Canada’s Role in Global Economy Depends on Leveraging Emerging Digital Trends: Report

The digital transformation will have an impact on the Canadian economy and employment landscape in the coming years, according to the first-ever national digital talent strategy released today by the Information and Communications Technology Council.

The strategy highlights the opportunity available to Canada in the rapidly changing global economic landscape but urges “fast and meaningful action” to position Canada for success.

The ICTC strategy projects that 182,000 skilled ICT workers will be needed in Canada by 2019, with another 36,000 by 2020.

“Canada’s standing in the global economy will depend on its ability to fully leverage emerging digital trends. ‘Digital Talent: Road to 2020 and Beyond’ is an action based strategy to better position Canada’s digital talent as a comparative advantage in an increasingly global and competitive landscape,” said Namir Anani, President and CEO of ICTC.

Canada’s digital economy currently employs approximately 1.15 million workers and contributes $74 billion annually to GDP across all sectors.

Growth in digital jobs has outpaced those in the overall economy in the last two years by a ratio of more than 4 to 1, with ICT sector employing around 655,000 presently.

The global market for information and communications technology in 2015 is estimated to have reached $3.8 trillion (U.S.), with nearly all new investment focused on so-called “third platform” technologies that link together mobile devices, social media, applications, analytics and the cloud. The ICTC strategy indicates that the impact of smart and connected technologies in the Internet of Things (IoT) will reshape all industrial sectors, including manufacturing, financial services, health, transportation, essential services, media and creative industries. Research suggests that the size of the global IoT economy is expected to exceed $19 trillion (U.S.) by 2020.

“The softness in the Canadian economy precipitated by low commodity prices has highlighted the urgent need to diversify our economy.  Preparing and harnessing the full potential of Canada’s innovative talent to create the industries of the future has never been more critical for the Canadian economy,” Anani said.

With support from Microsoft Canada, ICTC developed the National Digital Talent Strategy in consultation with a wide range of industry, academic and policy leaders from across Canada. 

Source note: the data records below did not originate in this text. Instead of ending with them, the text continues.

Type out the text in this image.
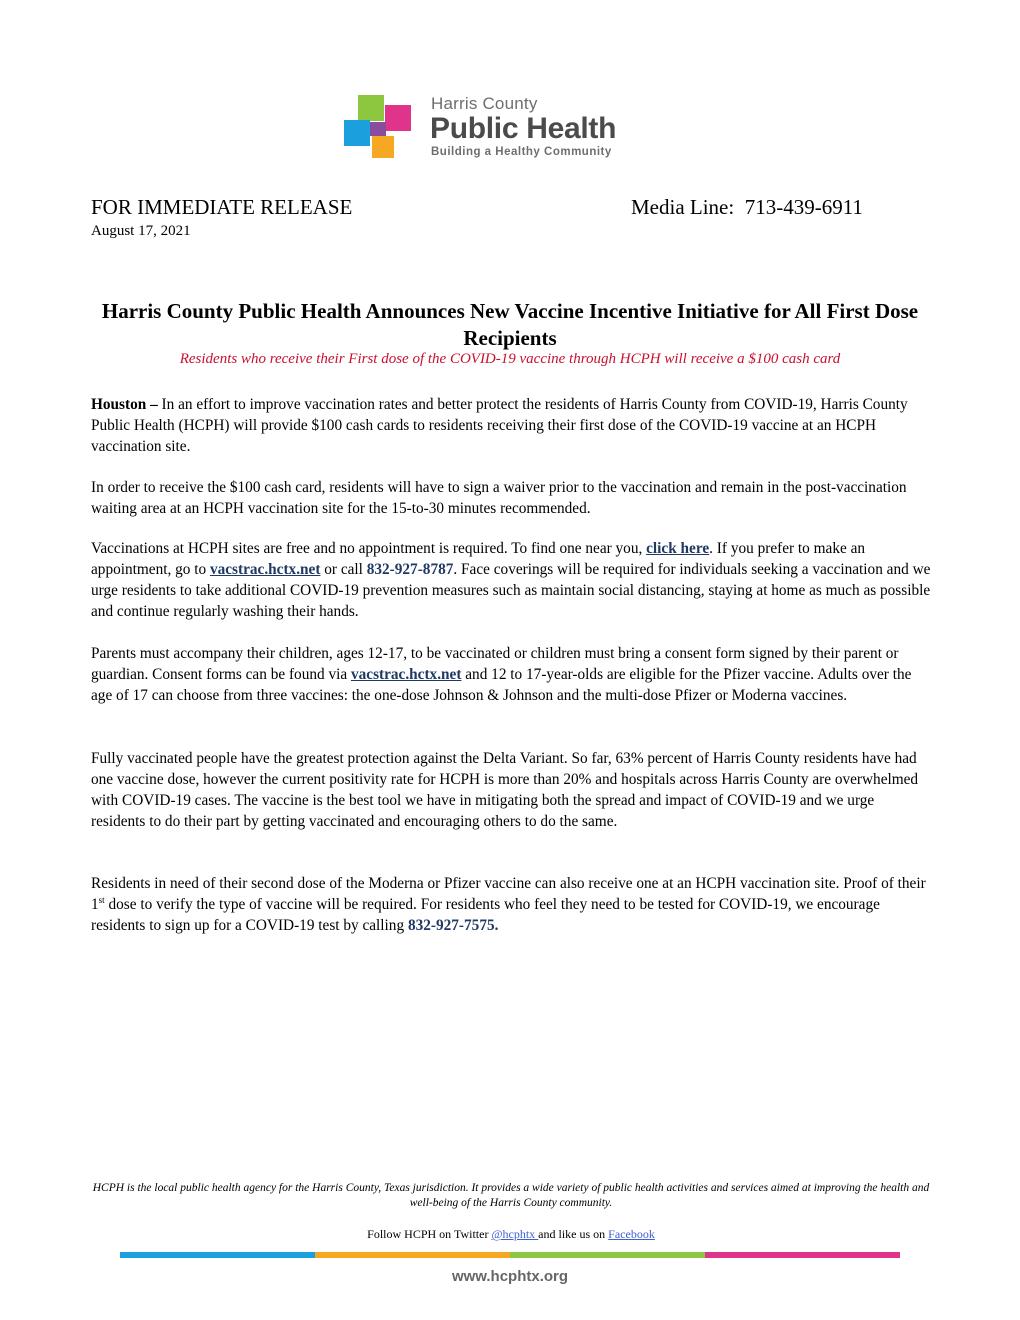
Harris County
Public Health
Building a Healthy Community
FOR IMMEDIATE RELEASE	Media Line: 713-439-6911
August 17, 2021
Harris County Public Health Announces New Vaccine Incentive Initiative for All First Dose Recipients
Residents who receive their First dose of the COVID-19 vaccine through HCPH will receive a $100 cash card
Houston – In an effort to improve vaccination rates and better protect the residents of Harris County from COVID-19, Harris County Public Health (HCPH) will provide $100 cash cards to residents receiving their first dose of the COVID-19 vaccine at an HCPH vaccination site.
In order to receive the $100 cash card, residents will have to sign a waiver prior to the vaccination and remain in the post-vaccination waiting area at an HCPH vaccination site for the 15-to-30 minutes recommended.
Vaccinations at HCPH sites are free and no appointment is required. To find one near you, click here. If you prefer to make an appointment, go to vacstrac.hctx.net or call 832-927-8787. Face coverings will be required for individuals seeking a vaccination and we urge residents to take additional COVID-19 prevention measures such as maintain social distancing, staying at home as much as possible and continue regularly washing their hands.
Parents must accompany their children, ages 12-17, to be vaccinated or children must bring a consent form signed by their parent or guardian. Consent forms can be found via vacstrac.hctx.net and 12 to 17-year-olds are eligible for the Pfizer vaccine. Adults over the age of 17 can choose from three vaccines: the one-dose Johnson & Johnson and the multi-dose Pfizer or Moderna vaccines.
Fully vaccinated people have the greatest protection against the Delta Variant. So far, 63% percent of Harris County residents have had one vaccine dose, however the current positivity rate for HCPH is more than 20% and hospitals across Harris County are overwhelmed with COVID-19 cases. The vaccine is the best tool we have in mitigating both the spread and impact of COVID-19 and we urge residents to do their part by getting vaccinated and encouraging others to do the same.
Residents in need of their second dose of the Moderna or Pfizer vaccine can also receive one at an HCPH vaccination site. Proof of their 1st dose to verify the type of vaccine will be required. For residents who feel they need to be tested for COVID-19, we encourage residents to sign up for a COVID-19 test by calling 832-927-7575.
HCPH is the local public health agency for the Harris County, Texas jurisdiction. It provides a wide variety of public health activities and services aimed at improving the health and well-being of the Harris County community.
Follow HCPH on Twitter @hcphtx and like us on Facebook
www.hcphtx.org
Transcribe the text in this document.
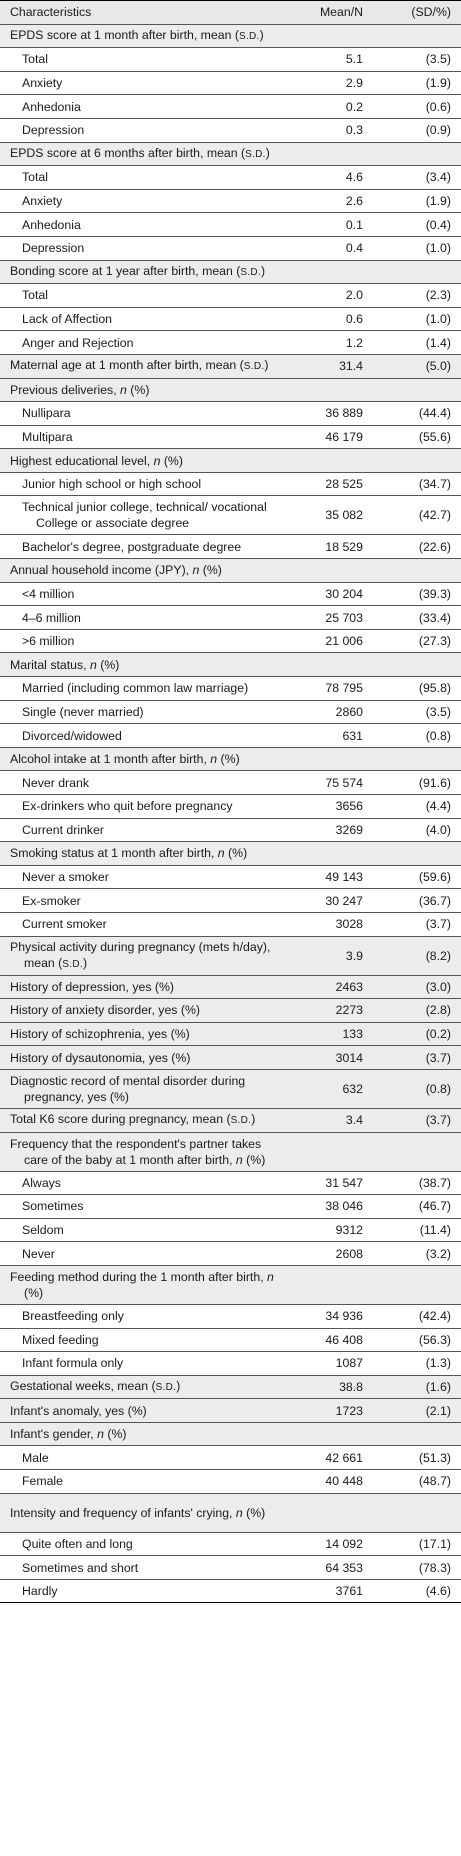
Characteristics	Mean/N	(SD/%)
EPDS score at 1 month after birth, mean (S.D.)		
Total	5.1	(3.5)
Anxiety	2.9	(1.9)
Anhedonia	0.2	(0.6)
Depression	0.3	(0.9)
EPDS score at 6 months after birth, mean (S.D.)		
Total	4.6	(3.4)
Anxiety	2.6	(1.9)
Anhedonia	0.1	(0.4)
Depression	0.4	(1.0)
Bonding score at 1 year after birth, mean (S.D.)		
Total	2.0	(2.3)
Lack of Affection	0.6	(1.0)
Anger and Rejection	1.2	(1.4)
Maternal age at 1 month after birth, mean (S.D.)	31.4	(5.0)
Previous deliveries, n (%)		
Nullipara	36 889	(44.4)
Multipara	46 179	(55.6)
Highest educational level, n (%)		
Junior high school or high school	28 525	(34.7)

Technical junior college, technical/ vocational College or associate degree	35 082	(42.7)
Bachelor's degree, postgraduate degree	18 529	(22.6)
Annual household income (JPY), n (%)		
<4 million	30 204	(39.3)
4–6 million	25 703	(33.4)
>6 million	21 006	(27.3)
Marital status, n (%)		
Married (including common law marriage)	78 795	(95.8)
Single (never married)	2860	(3.5)
Divorced/widowed	631	(0.8)
Alcohol intake at 1 month after birth, n (%)		
Never drank	75 574	(91.6)
Ex-drinkers who quit before pregnancy	3656	(4.4)
Current drinker	3269	(4.0)
Smoking status at 1 month after birth, n (%)		
Never a smoker	49 143	(59.6)
Ex-smoker	30 247	(36.7)
Current smoker	3028	(3.7)

Physical activity during pregnancy (mets h/day), mean (S.D.)	3.9	(8.2)
History of depression, yes (%)	2463	(3.0)
History of anxiety disorder, yes (%)	2273	(2.8)
History of schizophrenia, yes (%)	133	(0.2)
History of dysautonomia, yes (%)	3014	(3.7)

Diagnostic record of mental disorder during pregnancy, yes (%)	632	(0.8)
Total K6 score during pregnancy, mean (S.D.)	3.4	(3.7)

Frequency that the respondent's partner takes care of the baby at 1 month after birth, n (%)		

Always	31 547	(38.7)
Sometimes	38 046	(46.7)
Seldom	9312	(11.4)
Never	2608	(3.2)

Feeding method during the 1 month after birth, n (%)		

Breastfeeding only	34 936	(42.4)
Mixed feeding	46 408	(56.3)
Infant formula only	1087	(1.3)
Gestational weeks, mean (S.D.)	38.8	(1.6)
Infant's anomaly, yes (%)	1723	(2.1)
Infant's gender, n (%)		
Male	42 661	(51.3)
Female	40 448	(48.7)

Intensity and frequency of infants' crying, n (%)		

Quite often and long	14 092	(17.1)
Sometimes and short	64 353	(78.3)
Hardly	3761	(4.6)
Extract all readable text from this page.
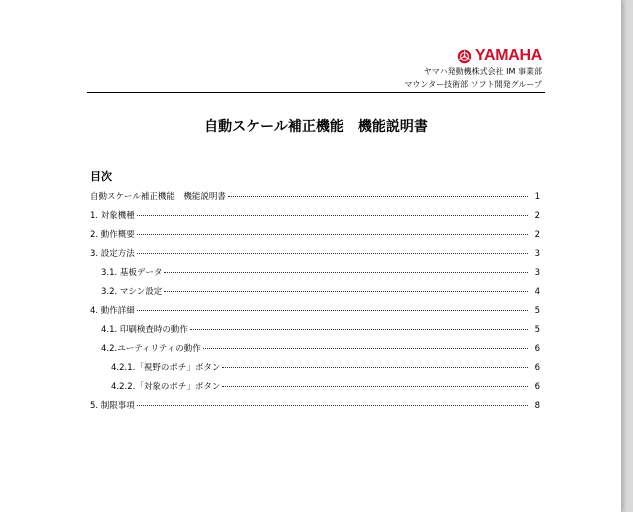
YAMAHA
ヤマハ発動機株式会社 IM 事業部
マウンター技術部 ソフト開発グループ
自動スケール補正機能　機能説明書
目次
自動スケール補正機能　機能説明書	1
1. 対象機種	2
2. 動作概要	2
3. 設定方法	3
3.1. 基板データ	3
3.2. マシン設定	4
4. 動作詳細	5
4.1. 印刷検査時の動作	5
4.2.ユーティリティの動作	6
4.2.1.「視野のポチ」ボタン	6
4.2.2.「対象のポチ」ボタン	6
5. 制限事項	8
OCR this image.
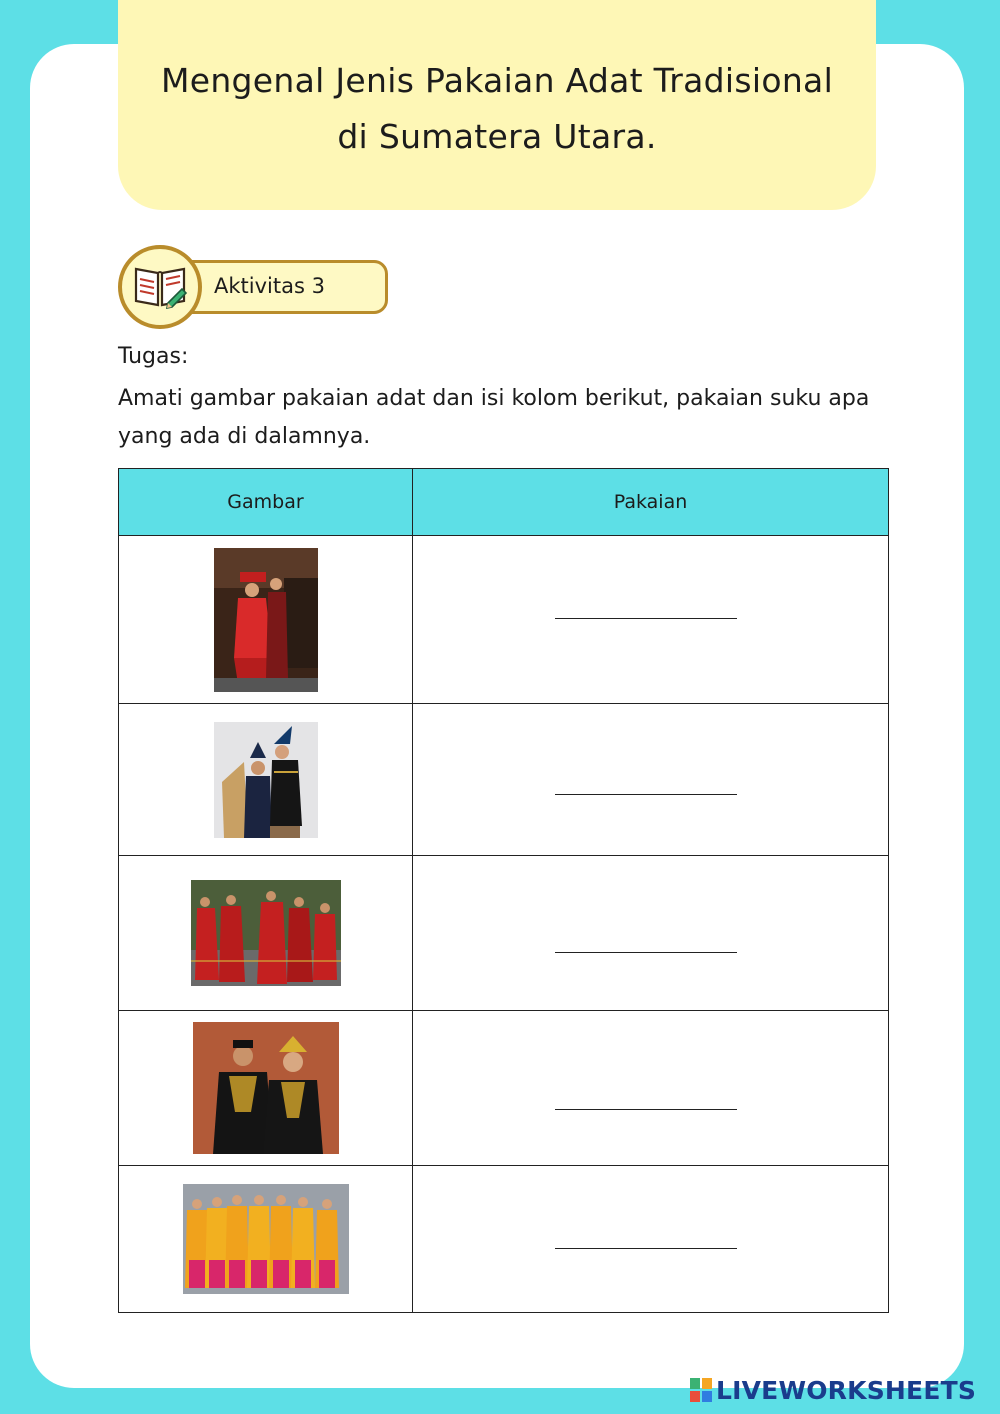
Mengenal Jenis Pakaian Adat Tradisional di Sumatera Utara.
Aktivitas 3
Tugas:
Amati gambar pakaian adat dan isi kolom berikut, pakaian suku apa yang ada di dalamnya.
Gambar	Pakaian

LIVEWORKSHEETS
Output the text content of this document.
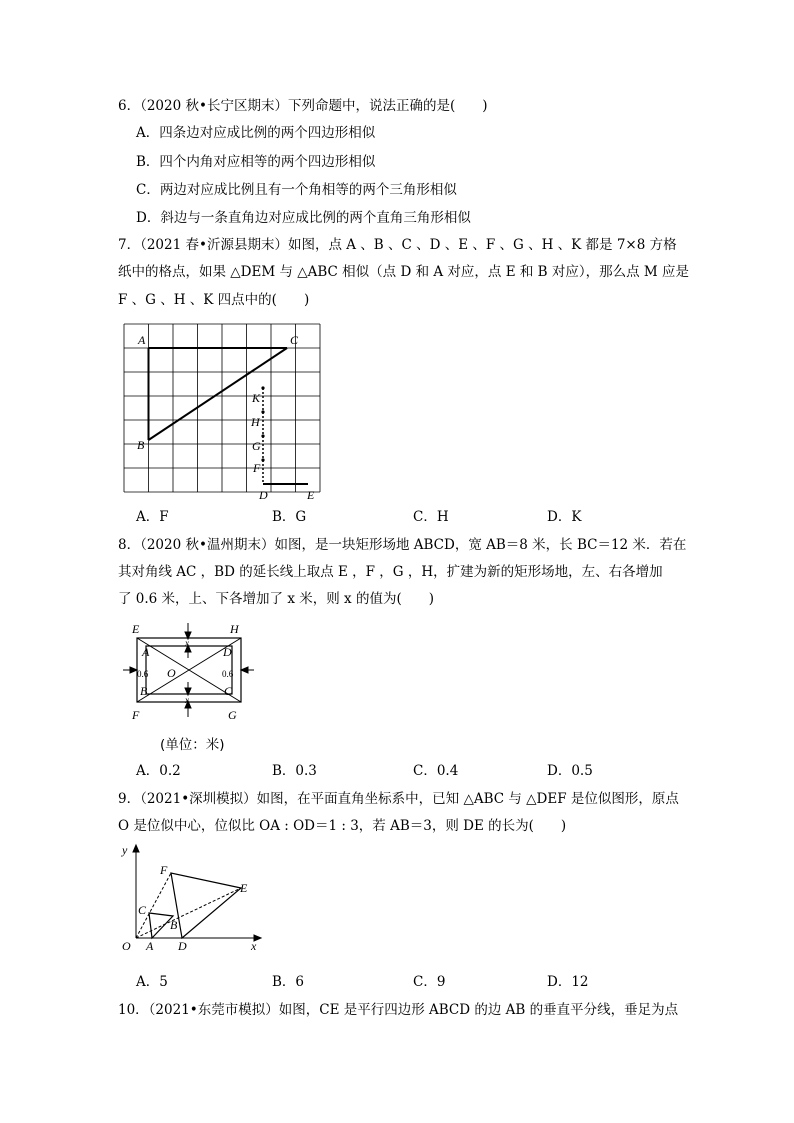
6．（2020 秋•长宁区期末）下列命题中，说法正确的是(　　)
A．四条边对应成比例的两个四边形相似
B．四个内角对应相等的两个四边形相似
C．两边对应成比例且有一个角相等的两个三角形相似
D．斜边与一条直角边对应成比例的两个直角三角形相似
7．（2021 春•沂源县期末）如图，点 A 、B 、C 、D 、E 、F 、G 、H 、K 都是 7×8 方格
纸中的格点，如果 △DEM 与 △ABC 相似（点 D 和 A 对应，点 E 和 B 对应），那么点 M 应是
F 、G 、H 、K 四点中的(　　)
A	C
B
K
H
G
F
D	E
A．F	B．G	C．H	D．K
8．（2020 秋•温州期末）如图，是一块矩形场地 ABCD，宽 AB＝8 米，长 BC＝12 米．若在
其对角线 AC ，BD 的延长线上取点 E ，F ，G ，H，扩建为新的矩形场地，左、右各增加
了 0.6 米，上、下各增加了 x 米，则 x 的值为(　　)
E	H
A	D
B	C
F	G
O
x
x
0.6	0.6
(单位：米)
A．0.2	B．0.3	C．0.4	D．0.5
9．（2021•深圳模拟）如图，在平面直角坐标系中，已知 △ABC 与 △DEF 是位似图形，原点
O 是位似中心，位似比 OA : OD＝1 : 3，若 AB＝3，则 DE 的长为(　　)
y
x
O A
B
C
D
E
F
A．5	B．6	C．9	D．12
10．（2021•东莞市模拟）如图，CE 是平行四边形 ABCD 的边 AB 的垂直平分线，垂足为点
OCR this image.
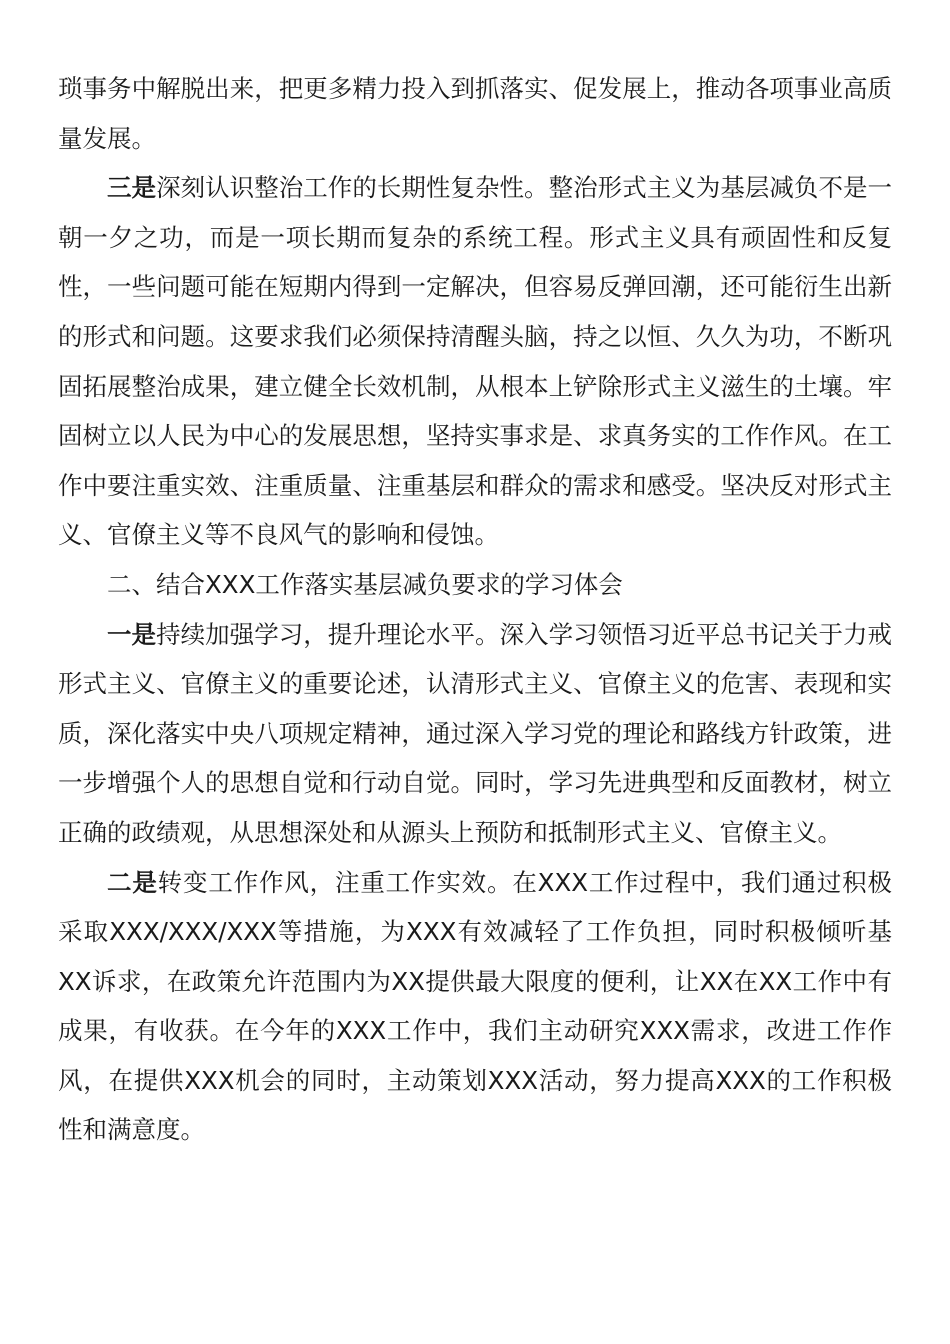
琐事务中解脱出来，把更多精力投入到抓落实、促发展上，推动各项事业高质量发展。

三是深刻认识整治工作的长期性复杂性。整治形式主义为基层减负不是一朝一夕之功，而是一项长期而复杂的系统工程。形式主义具有顽固性和反复性，一些问题可能在短期内得到一定解决，但容易反弹回潮，还可能衍生出新的形式和问题。这要求我们必须保持清醒头脑，持之以恒、久久为功，不断巩固拓展整治成果，建立健全长效机制，从根本上铲除形式主义滋生的土壤。牢固树立以人民为中心的发展思想，坚持实事求是、求真务实的工作作风。在工作中要注重实效、注重质量、注重基层和群众的需求和感受。坚决反对形式主义、官僚主义等不良风气的影响和侵蚀。

二、结合XXX工作落实基层减负要求的学习体会

一是持续加强学习，提升理论水平。深入学习领悟习近平总书记关于力戒形式主义、官僚主义的重要论述，认清形式主义、官僚主义的危害、表现和实质，深化落实中央八项规定精神，通过深入学习党的理论和路线方针政策，进一步增强个人的思想自觉和行动自觉。同时，学习先进典型和反面教材，树立正确的政绩观，从思想深处和从源头上预防和抵制形式主义、官僚主义。

二是转变工作作风，注重工作实效。在XXX工作过程中，我们通过积极采取XXX/XXX/XXX等措施，为XXX有效减轻了工作负担，同时积极倾听基XX诉求，在政策允许范围内为XX提供最大限度的便利，让XX在XX工作中有成果，有收获。在今年的XXX工作中，我们主动研究XXX需求，改进工作作风，在提供XXX机会的同时，主动策划XXX活动，努力提高XXX的工作积极性和满意度。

The following are among the strategy’s key recommendations for securing Canada’s future in a global, digital economy:

  • Making computer science education mandatory from Kindergarten through Grade 12.
  • Providing incentives such as tax credits to reduce the financial burden on small and medium-sized businesses to upskill employees in ICT.
  • Helping those displaced from other industries transition into digital economy jobs.

“Canada’s technology industry has a critically important role to play in ensuring that this country is able to reach its full potential as a global leader in the digital economy,” said Janet Kennedy, President of Microsoft Canada, industry sponsor of the ICTC strategy.

The Information and Communications Technology Council (ICTC) is a not-for-profit national centre of expertise for the digital economy.